# Female chirping??



## mylenafernandez (Oct 20, 2016)

So my hedgehog, Mia, had babies, and they're well off into their new homes at this point, however my friend whom I sold one of them to asked me to babysit "Zuri" while she was out of town, and I have her staying with her mama cause I don't have enough room for a 3rd hedgie cage in my room. They've been getting along perfectly fine, however last night I heard a lot of shuffling, puffing, and chirping. I've heard this chirping before, it literally sounds like the noise a male makes while courting a female (double checked to be safe- they're both girls!). When I looked into the cage Mia was chasing Zuri around- Mia was chirping and Zuri was the one huffing. Mia didn't seem to be trying to hurt Zuri at all, Zuri just seemed startled. Is this playful behavior, or territorial behavior? I separated them for about 30 minutes and put them back together because I felt bad that Zuri was stuck in her small travelling case without a wheel. But after I put them back together they seemed to have calmed down. I was just looking for some insight as to what this behavior could be. I just want to handle the situation appropriately and don't want either of them to get hurt! Thanks


----------



## nikki (Aug 28, 2008)

This is a dominance issue and you need to separate them before one of them gets injured badly. This is good example of why hedgehogs need to be kept separated. Mia doesn't know that Zuri is her daughter all she knows is that another hedgehog is invading her space and she is protecting her territory. You need to figure a a way to keep them in separate enclosures. You can put Zuri in a tub or container for now. 

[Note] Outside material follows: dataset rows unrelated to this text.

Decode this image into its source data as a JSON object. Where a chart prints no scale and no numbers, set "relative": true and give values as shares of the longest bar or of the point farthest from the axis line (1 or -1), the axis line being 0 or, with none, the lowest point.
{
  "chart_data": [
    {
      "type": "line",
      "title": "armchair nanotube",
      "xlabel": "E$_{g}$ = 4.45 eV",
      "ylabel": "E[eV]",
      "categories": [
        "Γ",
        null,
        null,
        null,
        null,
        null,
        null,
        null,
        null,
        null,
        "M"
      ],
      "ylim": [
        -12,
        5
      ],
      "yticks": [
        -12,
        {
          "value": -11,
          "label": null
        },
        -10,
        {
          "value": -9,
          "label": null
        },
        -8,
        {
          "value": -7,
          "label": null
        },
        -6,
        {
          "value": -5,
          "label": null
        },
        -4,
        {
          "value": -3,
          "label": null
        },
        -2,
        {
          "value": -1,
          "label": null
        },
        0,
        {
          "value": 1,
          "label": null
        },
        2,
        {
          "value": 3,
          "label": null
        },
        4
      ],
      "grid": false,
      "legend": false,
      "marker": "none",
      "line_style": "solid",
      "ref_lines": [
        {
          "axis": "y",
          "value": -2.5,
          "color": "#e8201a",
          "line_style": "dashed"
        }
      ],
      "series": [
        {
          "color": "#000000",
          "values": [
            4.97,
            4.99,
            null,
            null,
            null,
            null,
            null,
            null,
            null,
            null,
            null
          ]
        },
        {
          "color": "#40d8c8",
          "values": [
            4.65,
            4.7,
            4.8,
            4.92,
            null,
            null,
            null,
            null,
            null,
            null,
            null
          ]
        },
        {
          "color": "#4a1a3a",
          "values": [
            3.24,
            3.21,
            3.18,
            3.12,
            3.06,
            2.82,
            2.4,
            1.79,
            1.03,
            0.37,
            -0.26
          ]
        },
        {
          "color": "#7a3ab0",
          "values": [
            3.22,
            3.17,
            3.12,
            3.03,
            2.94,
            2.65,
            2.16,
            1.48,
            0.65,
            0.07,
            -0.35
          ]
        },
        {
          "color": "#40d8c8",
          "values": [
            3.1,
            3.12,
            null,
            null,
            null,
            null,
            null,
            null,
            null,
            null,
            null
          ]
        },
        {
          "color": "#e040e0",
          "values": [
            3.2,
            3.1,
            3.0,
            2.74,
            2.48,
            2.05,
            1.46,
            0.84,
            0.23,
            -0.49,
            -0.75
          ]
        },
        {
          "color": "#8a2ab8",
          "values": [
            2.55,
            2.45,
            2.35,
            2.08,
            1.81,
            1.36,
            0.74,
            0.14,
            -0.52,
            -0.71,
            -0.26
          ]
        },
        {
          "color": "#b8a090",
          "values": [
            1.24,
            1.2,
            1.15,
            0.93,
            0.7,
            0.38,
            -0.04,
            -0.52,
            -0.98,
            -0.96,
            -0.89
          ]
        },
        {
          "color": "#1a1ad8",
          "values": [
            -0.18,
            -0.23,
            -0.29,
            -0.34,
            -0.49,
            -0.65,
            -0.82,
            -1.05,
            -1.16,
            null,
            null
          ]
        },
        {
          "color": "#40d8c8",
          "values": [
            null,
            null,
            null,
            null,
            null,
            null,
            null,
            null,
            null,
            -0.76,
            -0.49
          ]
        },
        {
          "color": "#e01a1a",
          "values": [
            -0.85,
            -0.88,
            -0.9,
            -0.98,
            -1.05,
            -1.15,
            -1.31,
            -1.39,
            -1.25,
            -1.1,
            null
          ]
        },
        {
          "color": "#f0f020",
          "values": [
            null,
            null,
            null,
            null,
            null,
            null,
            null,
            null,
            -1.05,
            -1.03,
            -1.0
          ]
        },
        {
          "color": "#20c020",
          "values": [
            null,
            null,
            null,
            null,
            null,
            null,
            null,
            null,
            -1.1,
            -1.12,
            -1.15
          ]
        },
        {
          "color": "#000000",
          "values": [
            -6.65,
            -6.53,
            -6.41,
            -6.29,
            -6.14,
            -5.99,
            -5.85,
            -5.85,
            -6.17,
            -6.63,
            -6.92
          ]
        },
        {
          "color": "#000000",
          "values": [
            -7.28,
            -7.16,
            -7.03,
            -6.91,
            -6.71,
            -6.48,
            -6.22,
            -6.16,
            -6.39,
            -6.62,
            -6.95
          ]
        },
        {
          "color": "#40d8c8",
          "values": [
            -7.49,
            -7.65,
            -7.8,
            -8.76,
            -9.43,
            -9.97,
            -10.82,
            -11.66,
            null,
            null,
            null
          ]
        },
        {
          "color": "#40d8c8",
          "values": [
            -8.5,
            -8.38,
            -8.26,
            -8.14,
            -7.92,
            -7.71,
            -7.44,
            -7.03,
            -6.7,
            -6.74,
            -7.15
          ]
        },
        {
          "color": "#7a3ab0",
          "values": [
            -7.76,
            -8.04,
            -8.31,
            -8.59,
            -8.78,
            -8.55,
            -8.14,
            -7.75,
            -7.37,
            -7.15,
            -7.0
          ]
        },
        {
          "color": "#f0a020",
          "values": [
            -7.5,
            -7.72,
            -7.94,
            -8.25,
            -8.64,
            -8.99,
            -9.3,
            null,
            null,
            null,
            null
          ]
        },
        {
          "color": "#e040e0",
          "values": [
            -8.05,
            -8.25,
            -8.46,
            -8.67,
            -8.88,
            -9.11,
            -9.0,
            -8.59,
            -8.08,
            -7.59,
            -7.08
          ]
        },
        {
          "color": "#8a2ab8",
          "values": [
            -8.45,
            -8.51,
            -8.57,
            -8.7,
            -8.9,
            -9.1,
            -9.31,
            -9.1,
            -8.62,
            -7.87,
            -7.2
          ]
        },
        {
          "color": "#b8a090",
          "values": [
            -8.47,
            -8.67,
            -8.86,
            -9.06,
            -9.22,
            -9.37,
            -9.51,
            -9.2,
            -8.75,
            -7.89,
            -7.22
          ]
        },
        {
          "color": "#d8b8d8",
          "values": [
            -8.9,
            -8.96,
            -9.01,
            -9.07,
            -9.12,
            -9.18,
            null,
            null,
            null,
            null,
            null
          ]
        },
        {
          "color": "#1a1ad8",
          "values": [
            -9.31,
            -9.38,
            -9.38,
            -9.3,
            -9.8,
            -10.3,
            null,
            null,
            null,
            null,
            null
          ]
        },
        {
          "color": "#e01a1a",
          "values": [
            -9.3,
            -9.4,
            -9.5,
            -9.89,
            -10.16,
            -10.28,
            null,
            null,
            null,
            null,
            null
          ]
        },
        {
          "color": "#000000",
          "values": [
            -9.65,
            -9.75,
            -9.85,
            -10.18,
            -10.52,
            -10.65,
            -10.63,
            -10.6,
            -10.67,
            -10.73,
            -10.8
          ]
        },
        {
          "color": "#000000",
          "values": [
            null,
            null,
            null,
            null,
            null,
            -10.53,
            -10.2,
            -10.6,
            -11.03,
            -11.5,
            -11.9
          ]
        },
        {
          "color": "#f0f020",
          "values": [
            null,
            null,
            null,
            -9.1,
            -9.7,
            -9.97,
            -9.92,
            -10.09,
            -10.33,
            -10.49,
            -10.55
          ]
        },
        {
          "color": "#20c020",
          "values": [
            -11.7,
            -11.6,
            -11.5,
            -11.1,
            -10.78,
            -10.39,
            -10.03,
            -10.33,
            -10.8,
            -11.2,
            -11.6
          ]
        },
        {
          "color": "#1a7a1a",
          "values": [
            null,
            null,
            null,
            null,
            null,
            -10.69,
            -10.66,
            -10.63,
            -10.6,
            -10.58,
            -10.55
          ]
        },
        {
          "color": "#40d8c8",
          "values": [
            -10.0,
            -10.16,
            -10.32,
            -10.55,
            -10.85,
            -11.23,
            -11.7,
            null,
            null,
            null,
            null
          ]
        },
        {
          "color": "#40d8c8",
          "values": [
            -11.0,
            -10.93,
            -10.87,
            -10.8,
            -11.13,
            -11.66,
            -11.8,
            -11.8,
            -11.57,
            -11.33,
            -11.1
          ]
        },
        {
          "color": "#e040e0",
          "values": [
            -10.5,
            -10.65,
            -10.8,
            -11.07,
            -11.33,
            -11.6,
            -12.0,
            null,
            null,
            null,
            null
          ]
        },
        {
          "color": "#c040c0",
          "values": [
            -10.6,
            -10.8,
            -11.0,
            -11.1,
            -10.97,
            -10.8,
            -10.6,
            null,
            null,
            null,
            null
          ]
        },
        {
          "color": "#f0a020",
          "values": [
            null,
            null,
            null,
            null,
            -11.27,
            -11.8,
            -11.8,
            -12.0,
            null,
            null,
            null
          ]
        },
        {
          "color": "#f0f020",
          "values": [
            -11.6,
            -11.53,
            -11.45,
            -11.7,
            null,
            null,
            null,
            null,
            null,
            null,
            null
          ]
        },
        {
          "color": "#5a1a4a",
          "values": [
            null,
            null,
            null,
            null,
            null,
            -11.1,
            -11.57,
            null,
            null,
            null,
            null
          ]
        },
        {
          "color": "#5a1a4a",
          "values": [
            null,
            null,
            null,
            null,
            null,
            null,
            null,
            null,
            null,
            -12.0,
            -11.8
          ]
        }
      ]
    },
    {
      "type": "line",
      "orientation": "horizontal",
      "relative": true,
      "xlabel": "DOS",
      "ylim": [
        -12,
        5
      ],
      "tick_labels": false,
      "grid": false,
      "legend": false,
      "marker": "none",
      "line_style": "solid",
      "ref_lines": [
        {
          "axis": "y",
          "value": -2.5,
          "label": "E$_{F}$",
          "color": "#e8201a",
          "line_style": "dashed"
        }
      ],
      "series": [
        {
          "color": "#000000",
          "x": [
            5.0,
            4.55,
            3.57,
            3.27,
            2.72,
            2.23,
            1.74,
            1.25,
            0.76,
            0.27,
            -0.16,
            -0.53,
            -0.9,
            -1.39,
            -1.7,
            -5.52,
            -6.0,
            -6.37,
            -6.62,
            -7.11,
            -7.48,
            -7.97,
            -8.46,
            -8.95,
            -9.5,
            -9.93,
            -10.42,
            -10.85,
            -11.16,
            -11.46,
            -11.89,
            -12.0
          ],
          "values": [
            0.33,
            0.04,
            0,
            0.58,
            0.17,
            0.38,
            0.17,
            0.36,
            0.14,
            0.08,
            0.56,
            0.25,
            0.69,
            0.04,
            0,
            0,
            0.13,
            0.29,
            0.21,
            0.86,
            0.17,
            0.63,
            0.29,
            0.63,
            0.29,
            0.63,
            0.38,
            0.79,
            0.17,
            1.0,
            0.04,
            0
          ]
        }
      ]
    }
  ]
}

Remember that having two hedgehogs in the same cage takes time to get them used to each other before leaving them together (this takes weeks) and it also means having two wheels two dishes two water bowls and most of all double the cage space that one needs. Since the minimum for one hedgehog is 4 square feet the minimum for two would be 8 square feet.


----------



## mylenafernandez (Oct 20, 2016)

Thanks Nikki! I just set up a second tub for her. :smile:


----------